Barrière physique érigée dans le but de contenir une menace (immigration illégale, groupes terroristes ou criminels, contrebande, introduction de produits illicites), le mur répond à un besoin de protection aussi vieux que le monde. Or l’histoire nous enseigne que l’érection de murs finit toujours par se révéler inefficace. Ni le mur d’Hadrien, ni ceux des cités grecques, ni même la grande muraille de Chine n’ont pu contenir les invasions « barbares ». Aucune ligne Maginot, mur de Berlin ou Rideau de fer n’a pu empêcher les ponts aériens et l’histoire de se réaliser. Et lorsqu’ils ne sont pas détruits, les murs finissent en attractions touristiques qui suscitent toujours le même étonnement et scepticisme des visiteurs. Malheureusement, l’histoire des murs a beau parler, personne ne l’écoute.
« Les hommes construisent trop de murs et pas assez de ponts »
Cette citation amère d’Isaac Newton garde toute son acuité aujourd’hui. Tandis que le président des États-Unis Donald Trump s’est échiné à demander au Mexique de financer le mur qu’il s’apprête à construire sur une partie de la frontière entre les deux pays, le Premier ministre hongrois Victor Orban a demandé à l’Union européenne, en vain lui aussi, de rembourser la moitié des 880 millions d’euros payés par la Hongrie depuis 2015 pour la construction d’un mur aux frontières avec ses voisins méridionaux. « Il n’est pas exagéré de dire que la sécurité des citoyens européens a été financée par les contribuables hongrois », argumente-t-il dans une lettre envoyée à la Commission européenne en septembre 2017[1].
Face à l’immigration, V. Orban n’a pas seulement érigé des murs. Depuis les premiers attentats de Paris (janvier 2015), il a multiplié les initiatives controversées : invention de prétendues « no-go zones » dans plusieurs pays européens, stigmatisation des « musulmans dans leur majorité » présentés comme constituant une menace pour l’identité chrétienne de l’Europe, référendum (en octobre 2016) contre le plan européen de répartition des migrants (et refus depuis d’en accueillir 1 300), autorisation accordée aux militaires hongrois se trouvant dans les zones en « état de crise due à une immigration massive » (zones limitrophes de la Serbie, de la Croatie, de la Slovénie et de l’Autriche) de procéder à des contrôles d’identité et à des gardes à vue de migrants, ou même de tirer avec des armes non-létales sur les contrevenants, autorisation donnée aux policiers hongrois de perquisitionner tout domicile privé où des migrants pourraient être hébergés[2]. Depuis avril 2016, V. Orban tente, sans trop de succès, de reconstituer le groupe de Visegrád (Hongrie, Pologne, Slovaquie, République tchèque) afin de porter son projet « Schengen 2.0 » ayant pour but d’édifier une « Europe forteresse » à coups de murs, de miradors, de barbelés et de caméras thermiques[3].

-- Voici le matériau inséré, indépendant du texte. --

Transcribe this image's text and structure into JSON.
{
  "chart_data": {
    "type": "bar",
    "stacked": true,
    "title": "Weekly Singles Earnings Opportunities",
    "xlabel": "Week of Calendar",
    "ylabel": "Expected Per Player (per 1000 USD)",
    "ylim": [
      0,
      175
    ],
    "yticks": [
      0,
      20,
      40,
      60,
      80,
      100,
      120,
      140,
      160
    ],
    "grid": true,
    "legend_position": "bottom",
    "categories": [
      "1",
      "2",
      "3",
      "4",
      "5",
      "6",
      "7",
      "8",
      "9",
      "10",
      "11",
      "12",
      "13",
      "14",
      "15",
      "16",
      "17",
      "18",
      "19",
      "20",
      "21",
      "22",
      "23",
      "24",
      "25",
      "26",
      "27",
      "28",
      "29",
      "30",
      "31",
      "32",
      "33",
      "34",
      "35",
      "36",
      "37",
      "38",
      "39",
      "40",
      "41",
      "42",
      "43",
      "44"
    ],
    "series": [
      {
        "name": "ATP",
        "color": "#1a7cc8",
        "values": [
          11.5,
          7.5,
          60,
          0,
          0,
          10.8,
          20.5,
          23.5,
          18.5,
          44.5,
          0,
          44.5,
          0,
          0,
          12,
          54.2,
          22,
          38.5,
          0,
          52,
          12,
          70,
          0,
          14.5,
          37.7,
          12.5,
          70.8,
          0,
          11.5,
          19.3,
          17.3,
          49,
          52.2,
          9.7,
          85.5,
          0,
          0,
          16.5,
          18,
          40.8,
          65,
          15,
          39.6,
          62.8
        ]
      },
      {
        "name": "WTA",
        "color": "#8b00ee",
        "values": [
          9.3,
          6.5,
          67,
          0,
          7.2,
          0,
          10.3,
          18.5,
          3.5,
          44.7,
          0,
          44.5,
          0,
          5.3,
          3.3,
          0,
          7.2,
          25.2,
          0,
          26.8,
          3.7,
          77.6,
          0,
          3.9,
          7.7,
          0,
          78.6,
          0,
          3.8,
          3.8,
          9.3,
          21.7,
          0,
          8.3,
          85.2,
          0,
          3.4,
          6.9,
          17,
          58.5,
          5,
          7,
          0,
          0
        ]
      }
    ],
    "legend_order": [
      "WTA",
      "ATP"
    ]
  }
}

Égarement hongrois, errance européenne
Cet égarement hongrois est le symptôme de l’errance d’une politique migratoire européenne qui peine à répondre aux défis de son temps. Face à des vagues de migrants sans précédent, à partir de 2014 l’UE s’est trouvée très vite démunie, son cadre réglementaire se révélant inadapté à la situation : accord de Schengen pour ce qui concerne la libre circulation des personnes (signé en 1985, appliqué en 1995), convention (1990) et règlement de Dublin (2003) pour le traitement des demandes d’asile, traité de Maastricht régissant les règles d’attribution de la citoyenneté européenne (1992)[4].
Consciente de son impuissance face à l’ampleur du mouvement migratoire, l’UE tente de reprendre depuis peu le contrôle de ses frontières extérieures. Ce faisant, elle dresse de nouvelles barrières à l’entrée sur son territoire. Ainsi, après le naufrage, en 2015, de 800 migrants au large de la Sicile, le Conseil européen a décidé de tripler les moyens de l’opération de surveillance et de sauvetage Triton (en action depuis novembre 2014), de saisir et détruire les embarcations transportant des migrants (opération Sophia depuis juin 2015), d’intervenir militairement en Libye contre les réseaux de passeurs, d’attribuer une aide aux contrôles frontaliers entre la Lybie et le Niger ainsi qu’aux garde-côtes libyens et de répartir 5 000 réfugiés syriens sur le territoire européen. En 2016, l’UE a signé un accord avec la Turquie engageant cette dernière à réduire le flux de migrants vers la Grèce et à accepter de recevoir les migrants renvoyés par ce pays contre l’attribution d’un financement européen. En 2017, Bruxelles a proposé à l’Égypte, à la Tunisie et à l’Algérie de s’associer, comme la Lybie, à un réseau d’échanges de renseignements sur les mouvements en mer (le Seahorse Mediterranean Network)[5].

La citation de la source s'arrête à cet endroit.